As opposed to non fiction natch. Actually books intending to be non-fiction can be pretty entertainin too. Ruth Montgomery wrote alot about the rise of the antichrist (he is about 8 years late as of 2006, plus there was no shift of the earth’s axis either) and her stories were really interesting.
When the remake of the Omen comes out I’m going to watch it. I guess I enjoy first person accounts of power hungry dictators. The best fictional book I’ve ever read was the earth is the Lord’s which was a personal account of Genghis Kahn’s rise to power.
Depends on what you’re looking for. Stephen King’s THE STAND certainly presents an Anti-Christ character with great depth- up till recently, no one beat Randall Flagg as a literary Anti-Christ. Certainly not those ponces Damien Thorne and Nicolae Carpathia.
Then I met Christopher Goodman, the title subject of James BeauSeigneur’s THE CHRIST CLONE TRILOGY (In His Image, Birth of An Age, and Acts of God)- the one fictional (Anti or Returned?)-Christ to be fully developed as a character. I regard this as the best most thorough fictional treatment of the Apocalypse.
BUT as interesting curiosities, look for
Carol Balizet’s out of print, late-seventies novel THE SEVEN LAST YEARS, featuring (I kid you not) Pope Sixtus VI. Much better than that sounds. It even lurks as a free e-book somewhere on the Net.
Sydney Watson’s also out of print, 1910s novel THE MARK OF THE BEAST, in which the Beast is world-renown genius, inventor & diplomat Lucien Apleon. It’s predecessor IN THE TWINKLING OF AN EYE is in print from Barbour and also is somewhere on the Net in e-book form. They and Robert Hugh Benton’s (S.J.) novel LORD OF THIS WORLD are the earliest Revelation novels I know of (I have not yet read LORD tho I did download it from ProjectGutenburg- btw it also is in print).
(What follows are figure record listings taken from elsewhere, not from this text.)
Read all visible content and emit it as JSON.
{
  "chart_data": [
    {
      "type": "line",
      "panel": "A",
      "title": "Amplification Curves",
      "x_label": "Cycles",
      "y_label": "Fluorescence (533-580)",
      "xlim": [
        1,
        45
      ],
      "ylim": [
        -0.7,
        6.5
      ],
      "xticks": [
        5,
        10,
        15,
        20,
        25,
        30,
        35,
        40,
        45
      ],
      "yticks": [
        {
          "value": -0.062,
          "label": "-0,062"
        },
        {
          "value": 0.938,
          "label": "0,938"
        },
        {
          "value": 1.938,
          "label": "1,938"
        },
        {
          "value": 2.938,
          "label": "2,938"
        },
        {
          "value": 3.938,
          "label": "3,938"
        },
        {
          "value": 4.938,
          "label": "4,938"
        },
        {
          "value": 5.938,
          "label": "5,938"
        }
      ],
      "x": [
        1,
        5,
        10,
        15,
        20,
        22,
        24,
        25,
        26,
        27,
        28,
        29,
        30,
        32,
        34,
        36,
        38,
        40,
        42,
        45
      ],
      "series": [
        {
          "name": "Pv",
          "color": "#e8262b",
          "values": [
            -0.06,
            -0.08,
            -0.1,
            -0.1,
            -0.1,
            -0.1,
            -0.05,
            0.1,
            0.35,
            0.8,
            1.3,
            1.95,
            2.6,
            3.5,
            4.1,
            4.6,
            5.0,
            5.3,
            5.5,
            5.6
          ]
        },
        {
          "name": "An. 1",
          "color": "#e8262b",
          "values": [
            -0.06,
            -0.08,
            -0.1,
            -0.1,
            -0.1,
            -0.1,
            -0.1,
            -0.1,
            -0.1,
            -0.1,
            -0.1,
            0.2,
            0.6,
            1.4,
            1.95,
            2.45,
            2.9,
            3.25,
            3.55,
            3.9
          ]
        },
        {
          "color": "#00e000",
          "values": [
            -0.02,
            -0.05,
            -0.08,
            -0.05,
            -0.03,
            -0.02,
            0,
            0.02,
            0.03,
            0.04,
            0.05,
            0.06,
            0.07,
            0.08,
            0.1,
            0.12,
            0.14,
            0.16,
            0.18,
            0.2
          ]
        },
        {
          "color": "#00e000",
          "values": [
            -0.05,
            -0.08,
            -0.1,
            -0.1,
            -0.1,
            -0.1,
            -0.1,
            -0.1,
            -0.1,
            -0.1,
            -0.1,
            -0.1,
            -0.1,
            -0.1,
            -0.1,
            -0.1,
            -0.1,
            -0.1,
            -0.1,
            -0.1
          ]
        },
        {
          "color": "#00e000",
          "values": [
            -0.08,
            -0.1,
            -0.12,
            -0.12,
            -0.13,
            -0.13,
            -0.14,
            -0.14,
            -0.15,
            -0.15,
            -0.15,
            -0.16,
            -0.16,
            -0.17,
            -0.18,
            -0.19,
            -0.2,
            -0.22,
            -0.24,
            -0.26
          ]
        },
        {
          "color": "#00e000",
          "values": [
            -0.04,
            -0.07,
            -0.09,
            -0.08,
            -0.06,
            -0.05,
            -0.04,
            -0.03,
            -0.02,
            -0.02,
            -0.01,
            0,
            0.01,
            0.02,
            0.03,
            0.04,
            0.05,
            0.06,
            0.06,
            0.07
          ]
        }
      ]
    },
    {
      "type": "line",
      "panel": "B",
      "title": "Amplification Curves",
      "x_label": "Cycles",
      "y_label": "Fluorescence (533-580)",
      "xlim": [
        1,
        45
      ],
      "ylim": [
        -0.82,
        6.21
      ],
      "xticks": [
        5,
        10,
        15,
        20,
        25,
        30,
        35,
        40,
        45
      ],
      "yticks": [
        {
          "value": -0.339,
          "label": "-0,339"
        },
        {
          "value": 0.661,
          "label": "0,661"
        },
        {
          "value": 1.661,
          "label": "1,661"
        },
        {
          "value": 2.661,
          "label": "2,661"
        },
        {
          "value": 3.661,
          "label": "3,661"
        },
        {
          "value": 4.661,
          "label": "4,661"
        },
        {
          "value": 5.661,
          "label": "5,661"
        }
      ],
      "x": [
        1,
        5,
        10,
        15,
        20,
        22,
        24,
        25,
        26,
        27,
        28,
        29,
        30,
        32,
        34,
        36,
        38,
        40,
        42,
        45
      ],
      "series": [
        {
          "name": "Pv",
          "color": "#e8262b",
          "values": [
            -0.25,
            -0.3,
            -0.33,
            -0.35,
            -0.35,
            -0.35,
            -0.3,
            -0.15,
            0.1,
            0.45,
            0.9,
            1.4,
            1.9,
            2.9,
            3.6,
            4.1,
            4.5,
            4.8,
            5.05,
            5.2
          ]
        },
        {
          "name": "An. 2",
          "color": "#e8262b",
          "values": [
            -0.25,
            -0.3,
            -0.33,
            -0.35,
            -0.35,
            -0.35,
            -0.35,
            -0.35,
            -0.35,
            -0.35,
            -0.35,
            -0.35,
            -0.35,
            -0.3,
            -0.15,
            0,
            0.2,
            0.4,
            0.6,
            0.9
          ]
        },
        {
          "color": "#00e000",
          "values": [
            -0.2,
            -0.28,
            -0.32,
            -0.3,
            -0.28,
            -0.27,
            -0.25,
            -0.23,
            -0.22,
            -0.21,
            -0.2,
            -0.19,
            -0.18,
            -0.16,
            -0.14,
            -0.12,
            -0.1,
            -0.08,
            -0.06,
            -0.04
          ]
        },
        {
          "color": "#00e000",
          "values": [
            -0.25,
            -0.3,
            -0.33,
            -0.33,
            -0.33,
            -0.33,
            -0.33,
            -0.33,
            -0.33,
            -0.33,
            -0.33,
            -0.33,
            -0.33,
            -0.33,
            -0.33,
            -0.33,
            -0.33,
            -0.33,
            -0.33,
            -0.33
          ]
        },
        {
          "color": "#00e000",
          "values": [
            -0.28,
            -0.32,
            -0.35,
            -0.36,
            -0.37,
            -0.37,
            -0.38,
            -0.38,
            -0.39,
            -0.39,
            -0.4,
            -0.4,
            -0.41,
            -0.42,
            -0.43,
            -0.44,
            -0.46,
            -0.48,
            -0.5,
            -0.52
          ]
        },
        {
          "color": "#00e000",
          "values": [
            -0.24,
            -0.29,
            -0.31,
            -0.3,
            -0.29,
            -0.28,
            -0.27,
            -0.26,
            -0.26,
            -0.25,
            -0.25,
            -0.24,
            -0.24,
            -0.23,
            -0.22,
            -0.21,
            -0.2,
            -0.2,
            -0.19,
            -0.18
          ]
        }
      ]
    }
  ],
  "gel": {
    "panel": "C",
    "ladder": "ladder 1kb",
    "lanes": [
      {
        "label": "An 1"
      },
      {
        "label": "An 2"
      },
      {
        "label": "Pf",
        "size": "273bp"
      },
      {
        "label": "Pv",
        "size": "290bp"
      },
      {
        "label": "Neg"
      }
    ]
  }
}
Pat Robertson’s END OF THE AGE - not too bad. I wonder who ghosted it for him.
The Earth is the Lord’s… Taylor Caldwell? That’s one book by her I don’t have!
Oh, two other novels- both now available from Infinity Press (a vanity press?)-
Mark Rogers’ THE DEAD (demonized zombies feast on those Left Behind)
and Brian Caldwell’s WE ALL FALL DOWN (the Apocalypse according to Quentin Tarantino- a terrible, fascinating and heartbreaking tale of a soul who won’t surrender to Satan or Jesus). Both well worth the time & money. Don’t leave WE ALL out for the kiddies to pick up, tho. I still can’t fully read the rib-rape scene. :eek:
Black Easter and The Day After Judgement by James Blish are pretty good. I have them in two volumes, they may have been combined, and I’m sure they’re out of print.
Good Omens is definitely about the antichrist, so I’d say it qualifies, but the OP specified enjoying books about “power hungry dictators,” and the antichrist in Good Omens doesn’t quite fit that mold!
It is, however, a fabulous book (or bok, even). Totally hilarious.